Prince George’s County’s Planning Department is in the process of creating a new plan for the city of Greenbelt, called the Greenbelt Metro Area and MD 193 Corridor Sector Plan. The goal of the plan is to guide transit-oriented development around Greenbelt Metro Station and commercial revitalization and pedestrian-oriented improvements along the MD 193 (Greenbelt Road) corridor. In January, there was a meeting on existing transportation conditions within the sector plan area, which we reported on here.
On Thursday, a workshop focused on design issues specifically for the Greenbelt station, which is considered the north core of the sector plan. As project leader Chad Williams put it, the north core is “a linchpin” for College Park and Greenbelt. It arguably has the most potential of area covered by the sector plan.

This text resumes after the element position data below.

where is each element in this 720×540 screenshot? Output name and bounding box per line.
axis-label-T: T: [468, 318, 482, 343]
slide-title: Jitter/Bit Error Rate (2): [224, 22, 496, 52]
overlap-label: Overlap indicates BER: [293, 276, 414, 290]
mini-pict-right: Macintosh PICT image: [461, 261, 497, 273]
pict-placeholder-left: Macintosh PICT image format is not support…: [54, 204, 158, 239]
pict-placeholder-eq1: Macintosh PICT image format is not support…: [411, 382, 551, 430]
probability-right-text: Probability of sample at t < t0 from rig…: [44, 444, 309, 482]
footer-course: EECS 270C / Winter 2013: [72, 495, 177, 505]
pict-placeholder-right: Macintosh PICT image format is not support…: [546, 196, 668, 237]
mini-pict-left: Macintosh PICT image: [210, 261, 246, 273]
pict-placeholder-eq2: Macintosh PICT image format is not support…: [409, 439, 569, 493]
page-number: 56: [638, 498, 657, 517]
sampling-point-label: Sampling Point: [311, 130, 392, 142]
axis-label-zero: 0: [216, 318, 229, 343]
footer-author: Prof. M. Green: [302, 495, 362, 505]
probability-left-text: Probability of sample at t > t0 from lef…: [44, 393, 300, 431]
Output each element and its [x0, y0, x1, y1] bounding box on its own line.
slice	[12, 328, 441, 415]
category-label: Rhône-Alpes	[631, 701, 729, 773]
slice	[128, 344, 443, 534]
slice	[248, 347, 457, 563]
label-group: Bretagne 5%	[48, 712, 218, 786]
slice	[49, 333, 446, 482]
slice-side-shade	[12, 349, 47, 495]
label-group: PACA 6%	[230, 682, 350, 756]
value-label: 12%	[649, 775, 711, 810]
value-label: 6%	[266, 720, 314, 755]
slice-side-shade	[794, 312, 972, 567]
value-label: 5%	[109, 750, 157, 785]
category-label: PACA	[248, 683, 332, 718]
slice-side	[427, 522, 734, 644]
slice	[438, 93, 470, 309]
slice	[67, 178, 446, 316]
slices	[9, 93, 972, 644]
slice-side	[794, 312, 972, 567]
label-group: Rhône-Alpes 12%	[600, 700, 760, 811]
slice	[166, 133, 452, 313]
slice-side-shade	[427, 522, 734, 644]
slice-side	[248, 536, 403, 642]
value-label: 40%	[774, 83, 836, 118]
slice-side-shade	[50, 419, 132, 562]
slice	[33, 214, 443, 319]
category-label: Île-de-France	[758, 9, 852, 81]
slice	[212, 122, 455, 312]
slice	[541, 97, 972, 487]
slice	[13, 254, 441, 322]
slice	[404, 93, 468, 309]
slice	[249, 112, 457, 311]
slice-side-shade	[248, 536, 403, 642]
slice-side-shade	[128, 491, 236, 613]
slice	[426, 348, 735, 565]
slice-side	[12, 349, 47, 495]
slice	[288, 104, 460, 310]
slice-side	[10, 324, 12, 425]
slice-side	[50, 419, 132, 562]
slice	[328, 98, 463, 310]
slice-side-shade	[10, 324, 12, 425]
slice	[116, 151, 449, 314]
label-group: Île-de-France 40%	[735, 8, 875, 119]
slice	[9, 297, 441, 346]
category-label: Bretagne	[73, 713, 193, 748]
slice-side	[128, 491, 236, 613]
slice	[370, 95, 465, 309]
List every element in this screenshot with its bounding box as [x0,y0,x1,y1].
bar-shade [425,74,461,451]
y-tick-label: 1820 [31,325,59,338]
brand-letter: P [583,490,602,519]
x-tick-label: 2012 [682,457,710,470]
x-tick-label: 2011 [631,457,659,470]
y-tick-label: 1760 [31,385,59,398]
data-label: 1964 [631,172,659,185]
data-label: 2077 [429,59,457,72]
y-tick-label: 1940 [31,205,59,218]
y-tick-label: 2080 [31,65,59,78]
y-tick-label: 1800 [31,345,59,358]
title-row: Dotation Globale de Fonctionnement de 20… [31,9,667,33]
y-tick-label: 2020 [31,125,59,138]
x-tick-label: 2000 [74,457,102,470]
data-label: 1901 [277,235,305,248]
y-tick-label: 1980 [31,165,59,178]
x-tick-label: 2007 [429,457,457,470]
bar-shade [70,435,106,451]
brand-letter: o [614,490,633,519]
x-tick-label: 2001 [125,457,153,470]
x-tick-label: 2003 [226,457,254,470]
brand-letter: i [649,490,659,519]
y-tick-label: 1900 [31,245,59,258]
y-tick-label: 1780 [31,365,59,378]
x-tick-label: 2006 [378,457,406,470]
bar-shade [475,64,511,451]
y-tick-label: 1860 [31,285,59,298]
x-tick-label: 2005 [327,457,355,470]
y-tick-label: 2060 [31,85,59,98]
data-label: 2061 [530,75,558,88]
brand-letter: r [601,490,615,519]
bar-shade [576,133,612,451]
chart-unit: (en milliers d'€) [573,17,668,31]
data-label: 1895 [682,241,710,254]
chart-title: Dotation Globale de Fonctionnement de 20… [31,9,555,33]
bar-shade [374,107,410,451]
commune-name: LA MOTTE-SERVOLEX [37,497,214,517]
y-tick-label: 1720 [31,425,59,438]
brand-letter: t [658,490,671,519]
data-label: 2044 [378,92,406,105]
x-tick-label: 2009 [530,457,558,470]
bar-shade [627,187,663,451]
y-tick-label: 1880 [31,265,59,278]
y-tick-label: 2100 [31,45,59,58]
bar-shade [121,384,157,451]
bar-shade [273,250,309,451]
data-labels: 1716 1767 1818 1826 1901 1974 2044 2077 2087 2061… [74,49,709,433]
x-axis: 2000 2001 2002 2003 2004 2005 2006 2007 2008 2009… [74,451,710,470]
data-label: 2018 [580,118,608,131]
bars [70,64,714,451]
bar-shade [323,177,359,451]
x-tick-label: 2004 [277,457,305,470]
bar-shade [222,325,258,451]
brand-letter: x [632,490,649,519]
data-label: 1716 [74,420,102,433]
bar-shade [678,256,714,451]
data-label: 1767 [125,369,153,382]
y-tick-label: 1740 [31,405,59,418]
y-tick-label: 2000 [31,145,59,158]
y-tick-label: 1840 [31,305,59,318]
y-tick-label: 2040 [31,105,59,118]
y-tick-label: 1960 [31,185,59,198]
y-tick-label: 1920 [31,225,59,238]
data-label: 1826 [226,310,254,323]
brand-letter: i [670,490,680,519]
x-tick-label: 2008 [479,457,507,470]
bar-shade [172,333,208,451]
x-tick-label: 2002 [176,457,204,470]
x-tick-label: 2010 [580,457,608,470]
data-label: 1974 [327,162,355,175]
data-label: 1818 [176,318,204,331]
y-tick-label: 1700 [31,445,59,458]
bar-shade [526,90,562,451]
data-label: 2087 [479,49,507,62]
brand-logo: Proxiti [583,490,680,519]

The north core, which currently is filled with more than 3,000 parking spaces, has been zoned for mixed-use for years. In fact, the County approved a concept site plan a few years ago for the area that includes 1.1 million square feet of retail, 1.2 million square feet of office space, 1267 dwelling units, and 300 hotel rooms. Yet the site still remains a parking lot, mainly because one of the developers, Patrick Ricker, was caught bribing county officials (including former county executive Jack Johnson) in exchange for favoring his projects (You can read a more in-depth history of the Greenbelt station plan here).
Potential drawbacks to the concept plan include a large parking requirement of up to 12,000 spaces (which would be satisfied with parking garages), the inability to draw large numbers of Metro riders from DC and closer in metro stations out to Greenbelt, and competition with other shopping destinations (such as PG Plaza, Beltway Plaza, and the future East Campus, Brick Yard, and Konterra projects). Given the market constraints and the current lack of funds, it will likely take many years – even a couple of decades – before development a Greenbelt Metro is fully realized. The timeline could be accelerated if public investment is made, or if a major employer moves to the site. To that end, the project team stated that the site could instead support 2.2 million square feet of office space with 12,000 employees.
The FBI, currently located in downtown DC, has outgrown the J. Edgar Hoover building and is looking to enhance its security. Last November, the Government Accountability Office (GAO) issued a report to Congress stating that relocating the FBI headquarters to another transit-accessible location in the region was both the cheapest and quickest option to allow the FBI to consolidate its workforce and maintain operational security. The relocation would require a space of 55 to 65 acres and be located on federal property, to be leased to a developer.
Although the Greenbelt station would provide the necessary space, we (and many others who attended the meeting) think it would be a detriment to the area. The FBI requires its buildings to have a level five security, which is equal to that of the Pentagon and CIA and would necessitate a 300-foot security buffer. Given that the FBI is looking to build a campus that would fill a space nearly as large as the north core, it would leave little room to the public for retail or even parking. Such a federal presence would severely restrict any attempt to bring connectivity and walkability to the station. In addition, the tax benefits from this project would be relatively small and finite compared to the mixed-use scenario.
Other issues discussed included height transition, with many people at the meeting favoring buildings no higher than 7 or 8 stories. Buildings that are 10 to 12 stories high would cast a morning shadow over homes on the eastern edge of the Hollywood neighborhood and would block views of the surrounding environment. There was general agreement that all buildings should pursue LEED certification.
Regardless of the final outcome, the project team said they will recommend the following for the sector plan:
- A full interchange with the Beltway so that the outer loop has access to the station
- Preservation of Indian Creek, which runs just east of the Greenbelt station
- A pedestrian bridge to north College Park
- Enhanced connectivity and incorporation of public spaces
- Reduction of the impervious parking spaces
The next meeting will be held on Thursday, March 22, at 6:30pm at Springhill Lake Elementary School. It will cover concepts and design for the rest of the sector area.